In the second quarter of 2018, ANGC’s net spread and dollar roll income, excluding “catch-up” premium amortization, came in at $0.63 per diluted share. (Source: “AGNC Investment Corp. Announces Second Quarter 2018 Financial Results,” AGNC Investment Corp, July 25, 2018.)
Now, keep in mind that, in the second quarter, the company declared three monthly dividends of $0.18 per share, which totaled $0.54 per share. Divide total dividends by its net spread and dollar roll income and you’ll see that AGNC Investment Corp achieved a payout ratio of 85.7%.
Is that number good? Well, for one thing, the company’s latest payout ratio represented a solid improvement from three months ago.

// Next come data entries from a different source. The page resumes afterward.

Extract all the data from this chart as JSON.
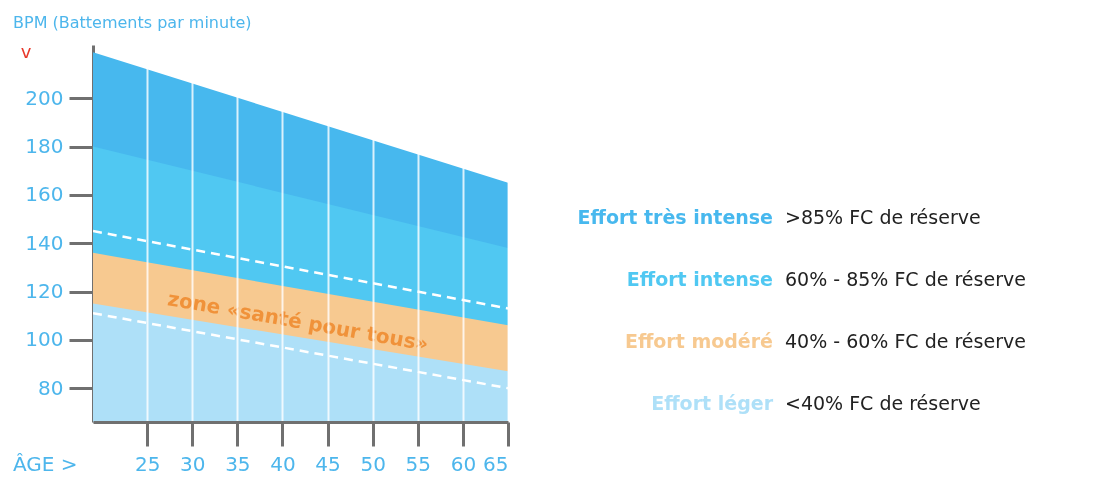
{
  "chart_data": {
    "type": "area",
    "xlabel": "ÂGE >",
    "ylabel": "BPM (Battements par minute)",
    "x": [
      19,
      65
    ],
    "series": [
      {
        "name": "Effort très intense",
        "color": "#47b8ee",
        "values": [
          219,
          165
        ]
      },
      {
        "name": "Effort intense",
        "color": "#50c8f2",
        "values": [
          180,
          138
        ]
      },
      {
        "name": "Effort modéré",
        "color": "#f7c990",
        "values": [
          136,
          106
        ]
      },
      {
        "name": "Effort léger",
        "color": "#aee0f8",
        "values": [
          115,
          87
        ]
      },
      {
        "type": "line",
        "color": "#ffffff",
        "line_style": "dashed",
        "values": [
          145,
          113
        ]
      },
      {
        "type": "line",
        "color": "#ffffff",
        "line_style": "dashed",
        "values": [
          111,
          80
        ]
      }
    ],
    "xlim": [
      19,
      65
    ],
    "ylim": [
      66,
      222
    ],
    "xticks": [
      25,
      30,
      35,
      40,
      45,
      50,
      55,
      60,
      65
    ],
    "yticks": [
      80,
      100,
      120,
      140,
      160,
      180,
      200
    ],
    "grid": "x",
    "legend": "right",
    "annotations": [
      ">85% FC de réserve",
      "60% - 85% FC de réserve",
      "40% - 60% FC de réserve",
      "<40% FC de réserve",
      "zone «santé pour tous»",
      "v"
    ]
  }
}
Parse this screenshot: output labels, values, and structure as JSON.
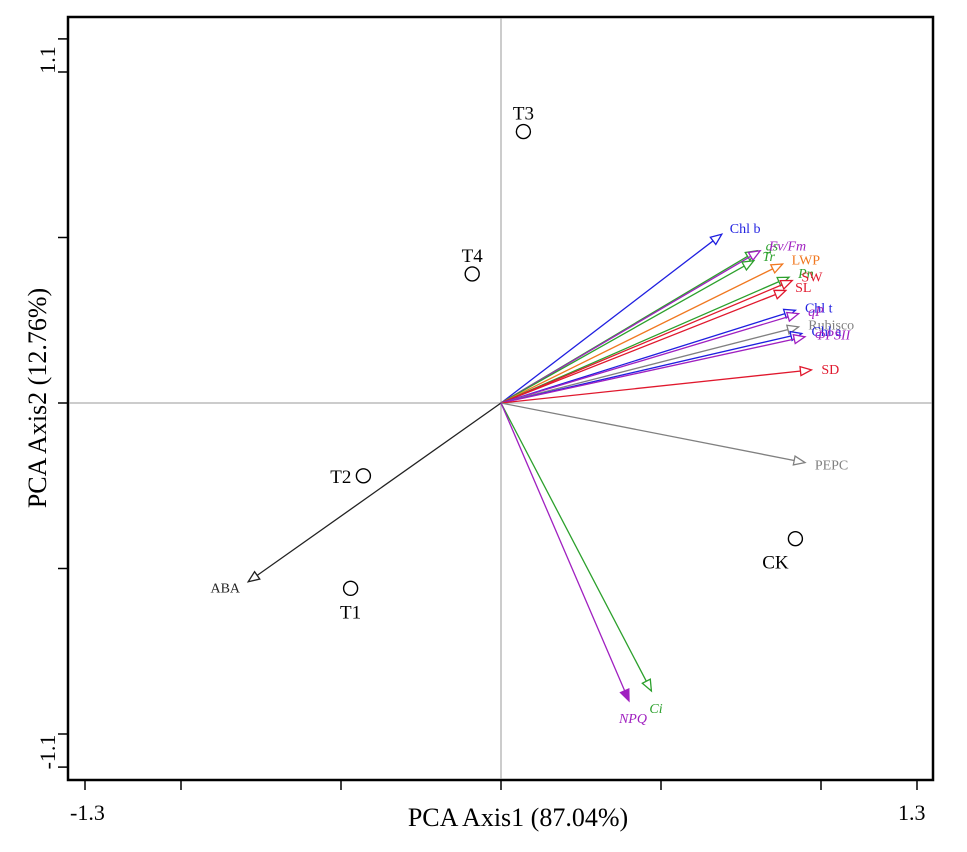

You see, in the first quarter of 2018, AGNC Investment Corp generated net spread and dollar roll income, excluding “catch-up” premium amortization, of $0.60 per share. Since its dividends were the same—three monthly payments totaling $0.54 per share—the payout ratio came out to 90%. (Source: “AGNC Investment Corp. Announces First Quarter 2018 Financial Results,” AGNC Investment Corp, April 25, 2018.)
When it comes to dividend safety, a lower payout ratio is always a welcoming sign. By going from 90% to 85.7%, AGNC Investment Corp’s payout ratio suggests that its dividends have gotten safer.
AGNC Investment Corp Payout Ratio
At the same time, we should not forget that the company has to maintain its status as a REIT, meaning it must return most of its profits to shareholders through dividend payments. That’s why REITs have become the higher-yielding names in today’s market, and their payout ratios tend to be high, too. So even though AGNC’s payout ratio is not really low compared to companies in other industries, this improvement still deserves attention.
Of course, as a mortgage REIT, AGNC Investment Corp still has another issue to address: the underlying risk in its investments. Due to what happened in the last financial crisis, investors are well aware of the risk of investing in mortgages.
The good news is that AGNC has been focusing on agency mortgage-backed securities (MBSs). These are MBSs with the principle and interest payments guaranteed by government-sponsored enterprises such as the Government National Mortgage Association (Ginnie Mae), the Federal National Mortgage Association (Fannie Mae), and the Federal Home Loan Corporation (Freddie Mac).
As of June 30, approximately 73% of AGNC’s $77.1-billion portfolio was invested in agency MBSs. This helps the company limit the risk of potential defaults in the underlying mortgages of its portfolio. (Source: “Q2 2018 Stockholder Presentation,” AGNC Investment Corp, July 26, 2018.)
The Bottom Line on AGNC Investment Corp
Despite its improving dividend safety, AGNC stock hasn’t caught that many investors’ attention. Year-to-date, shares of this mortgage REIT are actually down nearly four percent, so it could be an opportunity for bargain hunters. Adding in its double-digit dividend yield, AGNC Investment Corp looks like a solid income play.